In the first few months of 2024, U.S. Bitcoin miners spent a staggering $2.7 billion on electricity, according to analyst Paul Hoffman from Best Brokers. Bitcoin mining in the U.S. consumed 20,822.62 gigawatt-hours (GWh) of electric power at an average commercial electricity rate of $0.1281 per kilowatt-hour (kWh), resulting in a total expenditure of $2,667,378,196.47, according to Cointelegraph.

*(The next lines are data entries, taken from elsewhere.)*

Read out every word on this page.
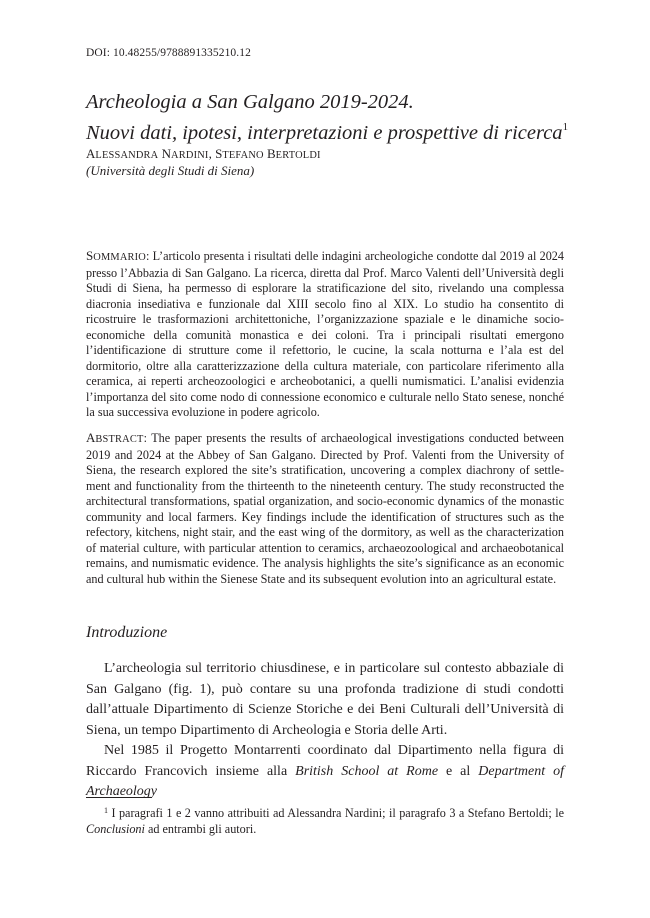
DOI: 10.48255/9788891335210.12
Archeologia a San Galgano 2019-2024.
Nuovi dati, ipotesi, interpretazioni e prospettive di ricerca$^1$
ALESSANDRA NARDINI, STEFANO BERTOLDI
(Università degli Studi di Siena)
SOMMARIO: L’articolo presenta i risultati delle indagini archeologiche condotte dal 2019 al 2024 presso l’Abbazia di San Galgano. La ricerca, diretta dal Prof. Marco Valenti dell’Università degli Studi di Siena, ha permesso di esplorare la stratificazione del sito, rivelando una complessa diacronia insediativa e funzionale dal XIII secolo fino al XIX. Lo studio ha consentito di ricostruire le trasformazioni architettoniche, l’organizzazione spaziale e le dinamiche socio-economiche della comunità monastica e dei coloni. Tra i principali risultati emergono l’identificazione di strutture come il refettorio, le cucine, la scala notturna e l’ala est del dormitorio, oltre alla caratterizzazione della cultura materiale, con particolare riferimento alla ceramica, ai reperti archeozoologici e archeobotanici, a quelli numismatici. L’analisi evidenzia l’importanza del sito come nodo di connessione economico e culturale nello Stato senese, nonché la sua successiva evoluzione in podere agricolo.
ABSTRACT: The paper presents the results of archaeological investigations conducted between 2019 and 2024 at the Abbey of San Galgano. Directed by Prof. Valenti from the University of Siena, the research explored the site’s stratification, uncovering a complex diachrony of settlement and functionality from the thirteenth to the nineteenth century. The study reconstructed the architectural transformations, spatial organization, and socio-economic dynamics of the monastic community and local farmers. Key findings include the identification of structures such as the refectory, kitchens, night stair, and the east wing of the dormitory, as well as the characterization of material culture, with particular attention to ceramics, archaeozoological and archaeobotanical remains, and numismatic evidence. The analysis highlights the site’s significance as an economic and cultural hub within the Sienese State and its subsequent evolution into an agricultural estate.
Introduzione

L’archeologia sul territorio chiusdinese, e in particolare sul contesto abbaziale di San Galgano (fig. 1), può contare su una profonda tradizione di studi condotti dall’attuale Dipartimento di Scienze Storiche e dei Beni Culturali dell’Università di Siena, un tempo Dipartimento di Archeologia e Storia delle Arti.

Nel 1985 il Progetto Montarrenti coordinato dal Dipartimento nella figura di Riccardo Francovich insieme alla British School at Rome e al Department of Archaeology

$^1$ I paragrafi 1 e 2 vanno attribuiti ad Alessandra Nardini; il paragrafo 3 a Stefano Bertoldi; le Conclusioni ad entrambi gli autori.
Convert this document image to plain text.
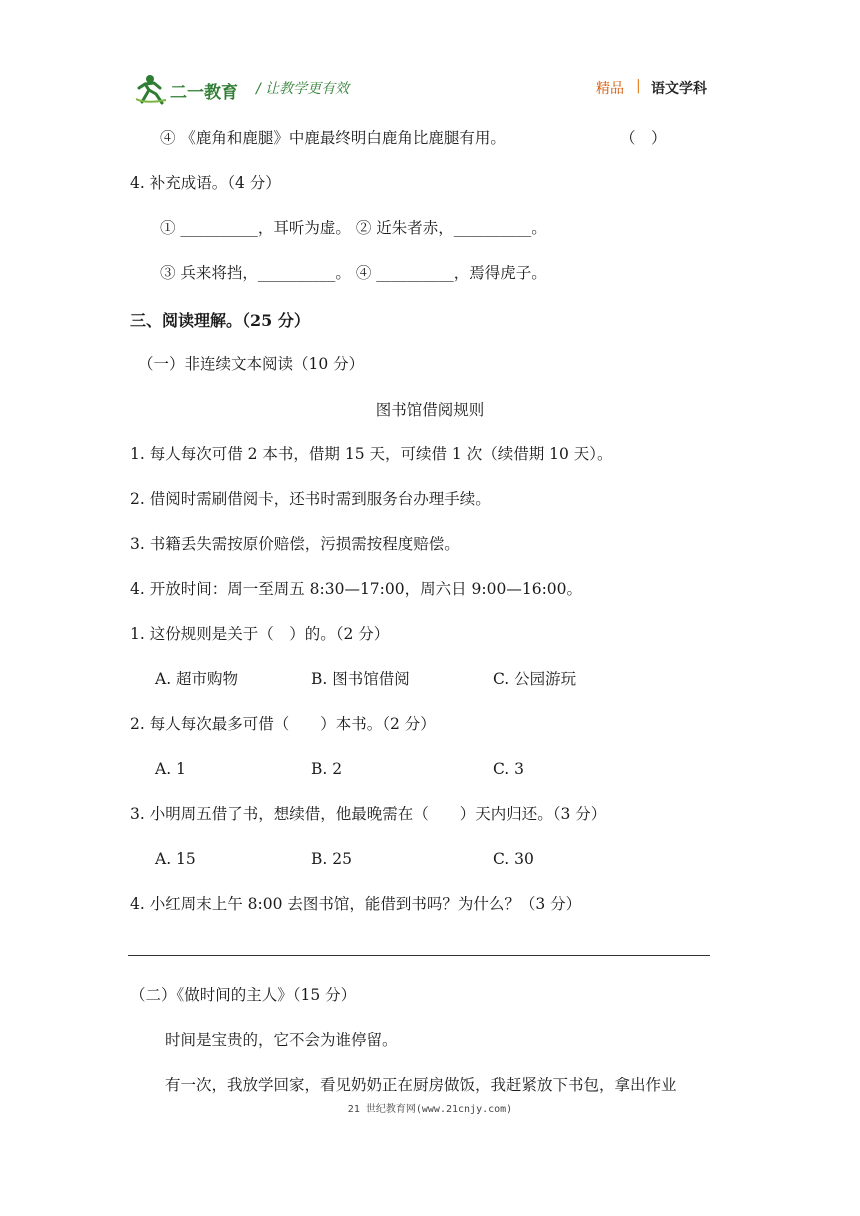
二一教育 / 让教学更有效	精品 | 语文学科
④ 《鹿角和鹿腿》中鹿最终明白鹿角比鹿腿有用。	（　）
4. 补充成语。（4 分）
① __________，耳听为虚。 ② 近朱者赤，__________。
③ 兵来将挡，__________。 ④ __________，焉得虎子。
三、阅读理解。（25 分）
（一）非连续文本阅读（10 分）
图书馆借阅规则
1. 每人每次可借 2 本书，借期 15 天，可续借 1 次（续借期 10 天）。
2. 借阅时需刷借阅卡，还书时需到服务台办理手续。
3. 书籍丢失需按原价赔偿，污损需按程度赔偿。
4. 开放时间：周一至周五 8:30—17:00，周六日 9:00—16:00。
1. 这份规则是关于（　）的。（2 分）
A. 超市购物	B. 图书馆借阅	C. 公园游玩
2. 每人每次最多可借（　　）本书。（2 分）
A. 1	B. 2	C. 3
3. 小明周五借了书，想续借，他最晚需在（　　）天内归还。（3 分）
A. 15	B. 25	C. 30
4. 小红周末上午 8:00 去图书馆，能借到书吗？为什么？（3 分）
（二）《做时间的主人》（15 分）
时间是宝贵的，它不会为谁停留。
有一次，我放学回家，看见奶奶正在厨房做饭，我赶紧放下书包，拿出作业
21 世纪教育网(www.21cnjy.com)
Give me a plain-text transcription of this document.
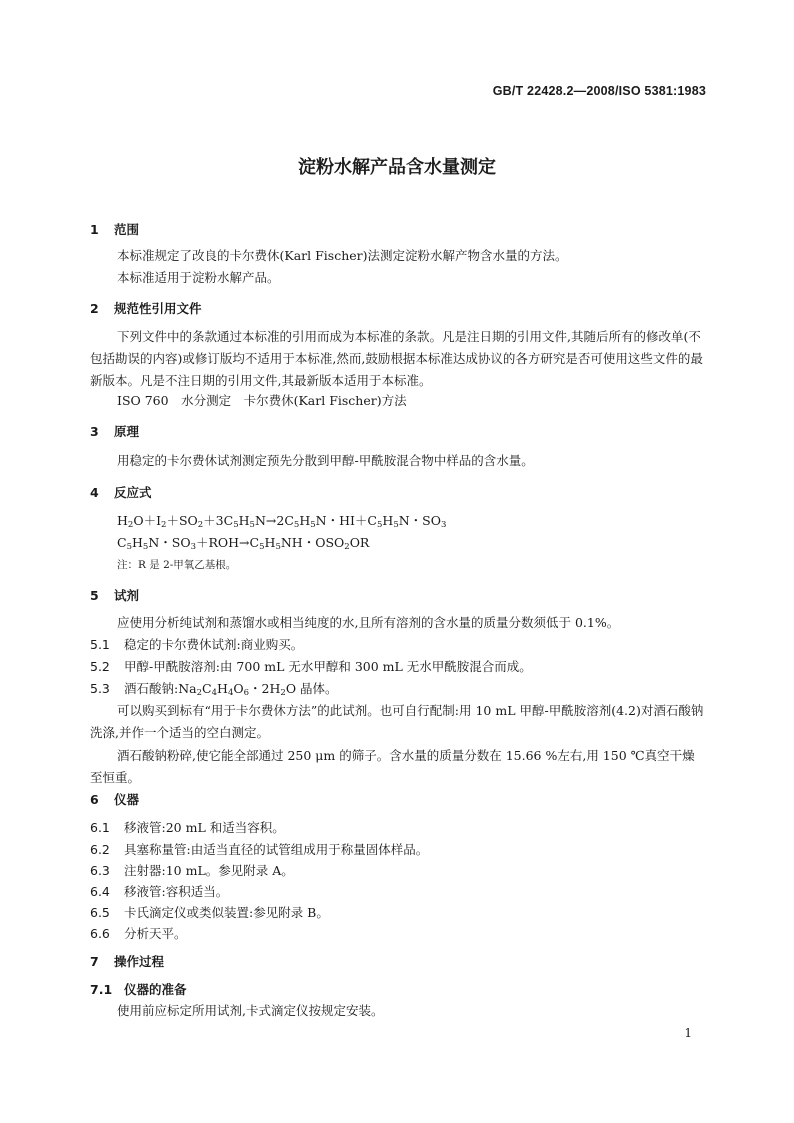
GB/T 22428.2—2008/ISO 5381:1983
淀粉水解产品含水量测定
1 范围
本标准规定了改良的卡尔费休(Karl Fischer)法测定淀粉水解产物含水量的方法。
本标准适用于淀粉水解产品。
2 规范性引用文件
下列文件中的条款通过本标准的引用而成为本标准的条款。凡是注日期的引用文件,其随后所有的修改单(不包括勘误的内容)或修订版均不适用于本标准,然而,鼓励根据本标准达成协议的各方研究是否可使用这些文件的最新版本。凡是不注日期的引用文件,其最新版本适用于本标准。
ISO 760　水分测定　卡尔费休(Karl Fischer)方法
3 原理
用稳定的卡尔费休试剂测定预先分散到甲醇-甲酰胺混合物中样品的含水量。
4 反应式
$H_2O+I_2+SO_2+3C_5H_5N\to 2C_5H_5N$・$HI+C_5H_5N$・$SO_3$
$C_5H_5N$・$SO_3+ROH\to C_5H_5NH$・$OSO_2OR$
注：R 是 2-甲氧乙基根。
5 试剂
应使用分析纯试剂和蒸馏水或相当纯度的水,且所有溶剂的含水量的质量分数须低于 0.1%。
5.1 稳定的卡尔费休试剂:商业购买。
5.2 甲醇-甲酰胺溶剂:由 700 mL 无水甲醇和 300 mL 无水甲酰胺混合而成。
5.3 酒石酸钠$:Na_2C_4H_4O_6$・$2H_2O$ 晶体。
可以购买到标有“用于卡尔费休方法”的此试剂。也可自行配制:用 10 mL 甲醇-甲酰胺溶剂(4.2)对酒石酸钠洗涤,并作一个适当的空白测定。
酒石酸钠粉碎,使它能全部通过 250 μm 的筛子。含水量的质量分数在 15.66 %左右,用 150 ℃真空干燥至恒重。
6 仪器
6.1 移液管:20 mL 和适当容积。
6.2 具塞称量管:由适当直径的试管组成用于称量固体样品。
6.3 注射器:10 mL。参见附录 A。
6.4 移液管:容积适当。
6.5 卡氏滴定仪或类似装置:参见附录 B。
6.6 分析天平。
7 操作过程
7.1 仪器的准备
使用前应标定所用试剂,卡式滴定仪按规定安装。
1
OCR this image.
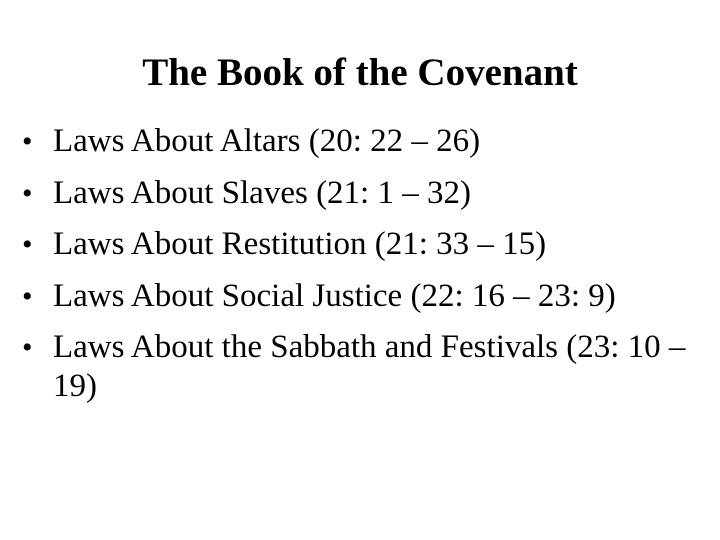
The Book of the Covenant
• Laws About Altars (20: 22 – 26)
• Laws About Slaves (21: 1 – 32)
• Laws About Restitution (21: 33 – 15)
• Laws About Social Justice (22: 16 – 23: 9)
• Laws About the Sabbath and Festivals (23: 10 – 19)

Hoffman noted that this energy could charge every electric vehicle in the U.S. 87.52 times or power 1,983,107 households for a year, which accounts for 1.51% of all U.S. households. Globally, 116,550 Bitcoins worth $8.2 billion have been mined so far in 2024, with U.S. miners producing 44,102 BTC, or 37.84% of the global total.

The recent Bitcoin Halving event in April, which reduced block rewards from 6.25 BTC to 3.125 BTC, has slashed miners’ profitability. Before the halving, it required 407,059 kWh of power to mine 1 BTC, costing around $52,144. Post-halving, this figure has jumped to 862,635 kWh, costing about $110,503 at average commercial rates.

Despite the high energy usage, Bitcoin mining is predominantly powered by sustainable energy. As of January, 54.5% of Bitcoin mining is done using sustainable energy, with a 3.6% increase in sustainable mining in 2023. Following mining bans in China and Kazakhstan, many miners have moved to greener grids in North America or sustainable off-grid sites.

As of now, roughly 19.5 million Bitcoins have been mined out of the total supply of 21 million. This trend highlights the growing importance of sustainable practices in the crypto mining industry. The increasing adoption of sustainable energy sources is crucial for minimizing the environmental impact of Bitcoin mining while maintaining profitability.

According to the article by Paul Hoffman.